Die Bewährungsprobe dieser Zusammenarbeit stellte der Gipfel von Fontainebleau im Juni 1984 dar, für den beide eine gemeinsame Marschroute abgesteckt hatten. Mitterand und Kohl waren bereit, den britischen Rückzahlungsforderungen weit entgegenzukommen. Für den Fall, dass die britische Premierministerin sich dennoch unnachgiebig gegenüber ihren Strukturreformvorschlägen zeigen sollte und der Gipfel deshalb zu scheitern drohte, wären sie sogar bereit gewesen, eine Neugründung der EG ohne britische Beteiligung in Kauf zu nehmen. Nachdem diese Botschaft der britischen Regierung auf vertraulichem Wege zur Kenntnis gebracht worden war, stand einem erfolgreichen Abschluss der Ratstagung nichts mehr im Wege. Die britische Premierministerin konnte in ihrem Abschlusskommuniqué verkünden, dass sich die Staats- und Regierungschefs auf eine Minderung der britischen Nettobeiträge um 66% verständigt hatten. Frankreich und Deutschland übernahmen den Fehlbetrag zusätzlich zu ihren sonstigen Leistungen. Damit blieb die Finanzierung der Gemeinsamen Agrarpolitik (GAP) weiterhin sichergestellt und die Gemeinschaft handlungsfähig.
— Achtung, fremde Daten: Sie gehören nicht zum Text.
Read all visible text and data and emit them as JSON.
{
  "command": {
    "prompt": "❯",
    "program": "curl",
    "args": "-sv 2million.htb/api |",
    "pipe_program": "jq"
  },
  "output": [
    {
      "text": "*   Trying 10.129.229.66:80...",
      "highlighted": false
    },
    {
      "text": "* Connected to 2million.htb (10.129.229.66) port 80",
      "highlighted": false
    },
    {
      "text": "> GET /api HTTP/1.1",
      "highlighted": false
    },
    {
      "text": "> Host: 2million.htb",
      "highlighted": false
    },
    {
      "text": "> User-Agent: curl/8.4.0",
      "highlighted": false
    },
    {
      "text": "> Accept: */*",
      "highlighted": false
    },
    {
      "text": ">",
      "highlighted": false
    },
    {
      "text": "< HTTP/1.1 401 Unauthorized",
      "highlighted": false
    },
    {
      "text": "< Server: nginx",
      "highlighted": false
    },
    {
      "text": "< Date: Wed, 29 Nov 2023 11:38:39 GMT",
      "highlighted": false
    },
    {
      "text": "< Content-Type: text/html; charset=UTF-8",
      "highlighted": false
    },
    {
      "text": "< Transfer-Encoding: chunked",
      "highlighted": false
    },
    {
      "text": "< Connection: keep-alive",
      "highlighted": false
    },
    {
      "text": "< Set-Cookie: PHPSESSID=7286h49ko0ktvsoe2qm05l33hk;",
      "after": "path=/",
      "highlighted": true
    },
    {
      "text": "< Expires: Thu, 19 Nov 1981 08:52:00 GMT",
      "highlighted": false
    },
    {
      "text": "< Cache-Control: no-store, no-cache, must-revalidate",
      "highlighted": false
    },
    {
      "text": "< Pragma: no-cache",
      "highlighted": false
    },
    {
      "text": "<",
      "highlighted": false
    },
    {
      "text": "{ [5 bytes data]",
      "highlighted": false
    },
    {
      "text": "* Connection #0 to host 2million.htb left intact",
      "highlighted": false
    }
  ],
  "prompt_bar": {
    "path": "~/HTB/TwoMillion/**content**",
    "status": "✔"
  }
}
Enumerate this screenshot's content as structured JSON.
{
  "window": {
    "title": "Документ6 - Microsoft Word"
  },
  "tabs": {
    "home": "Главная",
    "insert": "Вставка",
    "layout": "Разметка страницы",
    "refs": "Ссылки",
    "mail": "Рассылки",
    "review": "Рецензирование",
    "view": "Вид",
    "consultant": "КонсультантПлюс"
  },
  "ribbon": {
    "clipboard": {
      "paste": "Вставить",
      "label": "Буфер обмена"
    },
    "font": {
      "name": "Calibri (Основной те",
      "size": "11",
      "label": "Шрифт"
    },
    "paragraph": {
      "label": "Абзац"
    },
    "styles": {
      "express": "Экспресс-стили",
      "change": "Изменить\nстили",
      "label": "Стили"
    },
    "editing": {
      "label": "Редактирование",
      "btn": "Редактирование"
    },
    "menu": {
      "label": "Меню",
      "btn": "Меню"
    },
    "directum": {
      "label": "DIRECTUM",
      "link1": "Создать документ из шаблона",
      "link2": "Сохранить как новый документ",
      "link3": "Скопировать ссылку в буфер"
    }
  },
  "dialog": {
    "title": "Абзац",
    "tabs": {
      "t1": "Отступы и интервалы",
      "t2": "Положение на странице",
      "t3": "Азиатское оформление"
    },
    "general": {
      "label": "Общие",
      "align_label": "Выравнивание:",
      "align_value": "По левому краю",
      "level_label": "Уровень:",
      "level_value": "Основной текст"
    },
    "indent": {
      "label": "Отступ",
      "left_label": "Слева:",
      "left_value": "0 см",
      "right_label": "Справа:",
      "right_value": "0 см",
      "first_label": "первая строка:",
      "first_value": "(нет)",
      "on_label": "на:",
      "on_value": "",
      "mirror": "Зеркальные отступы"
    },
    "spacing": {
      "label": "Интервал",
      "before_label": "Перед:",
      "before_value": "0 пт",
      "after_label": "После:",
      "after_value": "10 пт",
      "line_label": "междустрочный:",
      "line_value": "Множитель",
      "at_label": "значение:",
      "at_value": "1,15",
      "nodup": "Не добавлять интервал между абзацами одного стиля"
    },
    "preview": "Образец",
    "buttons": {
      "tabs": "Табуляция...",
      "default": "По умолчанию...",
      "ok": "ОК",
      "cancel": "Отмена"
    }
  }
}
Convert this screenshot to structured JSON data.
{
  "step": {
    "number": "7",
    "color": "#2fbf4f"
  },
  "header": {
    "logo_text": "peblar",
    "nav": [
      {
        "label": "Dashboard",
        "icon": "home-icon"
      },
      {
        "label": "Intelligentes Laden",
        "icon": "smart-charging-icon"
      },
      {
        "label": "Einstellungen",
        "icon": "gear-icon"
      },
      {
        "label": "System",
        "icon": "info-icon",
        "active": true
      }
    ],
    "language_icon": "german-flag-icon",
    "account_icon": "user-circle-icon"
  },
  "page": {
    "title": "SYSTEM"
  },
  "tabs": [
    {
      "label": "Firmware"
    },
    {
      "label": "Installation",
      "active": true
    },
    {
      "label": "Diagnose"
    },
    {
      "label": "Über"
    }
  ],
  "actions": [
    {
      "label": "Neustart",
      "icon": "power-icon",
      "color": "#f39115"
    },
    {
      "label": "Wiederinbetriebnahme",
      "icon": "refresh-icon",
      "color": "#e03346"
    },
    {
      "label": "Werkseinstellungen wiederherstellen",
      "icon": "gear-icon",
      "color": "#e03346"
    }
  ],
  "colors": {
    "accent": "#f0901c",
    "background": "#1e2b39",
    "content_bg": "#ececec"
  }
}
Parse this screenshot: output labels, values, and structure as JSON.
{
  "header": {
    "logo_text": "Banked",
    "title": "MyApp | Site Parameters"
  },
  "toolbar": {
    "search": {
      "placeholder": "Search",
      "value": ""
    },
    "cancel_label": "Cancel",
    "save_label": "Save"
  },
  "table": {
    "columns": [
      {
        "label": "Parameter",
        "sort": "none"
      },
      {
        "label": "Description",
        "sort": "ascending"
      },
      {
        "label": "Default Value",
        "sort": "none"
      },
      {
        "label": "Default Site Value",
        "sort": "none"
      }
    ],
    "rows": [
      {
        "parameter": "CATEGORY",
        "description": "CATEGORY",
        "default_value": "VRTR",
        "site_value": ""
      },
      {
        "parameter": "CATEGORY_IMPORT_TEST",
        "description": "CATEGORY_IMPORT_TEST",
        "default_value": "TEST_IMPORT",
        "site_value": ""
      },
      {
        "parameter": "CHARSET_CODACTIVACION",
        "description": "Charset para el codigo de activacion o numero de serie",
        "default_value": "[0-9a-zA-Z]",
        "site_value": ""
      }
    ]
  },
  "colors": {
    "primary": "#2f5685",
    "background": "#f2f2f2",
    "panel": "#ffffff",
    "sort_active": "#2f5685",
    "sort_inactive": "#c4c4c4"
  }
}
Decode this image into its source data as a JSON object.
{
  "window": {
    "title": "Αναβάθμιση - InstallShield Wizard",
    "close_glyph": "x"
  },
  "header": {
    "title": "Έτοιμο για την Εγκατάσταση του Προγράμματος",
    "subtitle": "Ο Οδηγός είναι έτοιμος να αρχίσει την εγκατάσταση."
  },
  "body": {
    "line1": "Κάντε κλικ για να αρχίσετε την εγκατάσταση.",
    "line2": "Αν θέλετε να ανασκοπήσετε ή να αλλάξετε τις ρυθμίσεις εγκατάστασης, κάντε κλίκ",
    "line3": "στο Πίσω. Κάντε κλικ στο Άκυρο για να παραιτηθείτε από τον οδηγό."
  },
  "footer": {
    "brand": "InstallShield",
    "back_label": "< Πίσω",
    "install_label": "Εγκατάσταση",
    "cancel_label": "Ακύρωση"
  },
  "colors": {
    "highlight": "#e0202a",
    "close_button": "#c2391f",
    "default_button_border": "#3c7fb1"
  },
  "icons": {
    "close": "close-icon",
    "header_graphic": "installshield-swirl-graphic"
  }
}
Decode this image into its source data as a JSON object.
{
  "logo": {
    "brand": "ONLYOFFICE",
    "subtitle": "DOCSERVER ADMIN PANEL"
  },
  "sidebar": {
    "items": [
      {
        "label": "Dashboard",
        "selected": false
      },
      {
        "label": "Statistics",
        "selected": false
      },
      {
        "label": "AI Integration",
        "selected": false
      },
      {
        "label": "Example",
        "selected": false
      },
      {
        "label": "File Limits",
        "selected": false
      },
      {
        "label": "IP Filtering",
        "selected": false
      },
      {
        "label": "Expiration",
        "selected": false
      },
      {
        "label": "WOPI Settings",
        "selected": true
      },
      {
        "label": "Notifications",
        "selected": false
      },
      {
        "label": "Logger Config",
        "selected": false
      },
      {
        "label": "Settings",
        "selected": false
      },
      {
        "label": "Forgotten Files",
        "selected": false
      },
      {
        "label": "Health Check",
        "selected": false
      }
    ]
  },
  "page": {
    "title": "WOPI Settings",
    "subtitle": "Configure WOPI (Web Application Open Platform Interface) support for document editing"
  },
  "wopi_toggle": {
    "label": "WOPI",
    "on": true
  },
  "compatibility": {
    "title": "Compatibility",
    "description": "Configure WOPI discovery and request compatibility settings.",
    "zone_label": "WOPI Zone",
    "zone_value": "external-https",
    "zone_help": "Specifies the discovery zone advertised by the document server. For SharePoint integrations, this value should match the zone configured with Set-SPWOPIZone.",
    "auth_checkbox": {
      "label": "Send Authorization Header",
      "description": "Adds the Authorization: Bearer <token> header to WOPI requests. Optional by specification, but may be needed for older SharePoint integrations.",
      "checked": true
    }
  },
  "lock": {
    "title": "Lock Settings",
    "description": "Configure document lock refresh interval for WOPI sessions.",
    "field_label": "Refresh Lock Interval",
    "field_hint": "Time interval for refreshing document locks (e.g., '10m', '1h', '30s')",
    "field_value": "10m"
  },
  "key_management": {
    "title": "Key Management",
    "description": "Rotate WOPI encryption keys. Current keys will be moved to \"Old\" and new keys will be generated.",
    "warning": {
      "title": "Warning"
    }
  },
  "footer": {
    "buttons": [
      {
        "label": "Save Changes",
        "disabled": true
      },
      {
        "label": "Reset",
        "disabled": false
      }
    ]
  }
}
Die in Bonn nur zähneknirschend akzeptierten zusätzlichen Zahlungen an die EG waren für Helmut Kohl lediglich eine Investition in die Zukunft, da die Mittel teils direkt wieder nach Deutschland zurückflossen, teils im Rahmen des Strukturausgleichs ärmeren Regionen in Europa zugutekamen, die damit in größerem Umfang als bisher am EG-Binnenhandel partizipieren konnten, was wiederum von Vorteil für die deutsche Wirtschaft war. Nach der Verständigung in diesen zentralen Punkten wurden in Fontainebleau zudem die Voraussetzungen dafür geschaffen, die zeitgleich mit Spanien und Portugal geführten Beitrittsverhandlungen zügig abzuschließen. Des Weiteren wurden zwei Ausschüsse eingesetzt, von denen der eine – unter der Leitung des Italieners Pietro Adonnino – sich mit dem „Europa der Bürger“ befassen und Maßnahmen zur Stärkung einer europäischen Identität vorschlagen sollte, während der andere – unter dem Vorsitz des irischen Senators James Dooge – Vorschläge für eine Verbesserung der Gemeinschaftsstrukturen und der Europäischen Politischen Zusammenarbeit (EPZ) erarbeiten sollte. Damit war der Weg vorgezeichnet, der dann über die Einheitliche Europäische Akte 1987 direkt zur Wirtschafts- und Währungsunion sowie zum Maastrichter Vertrag über die Europäische Union im Jahre 1993 führen sollte.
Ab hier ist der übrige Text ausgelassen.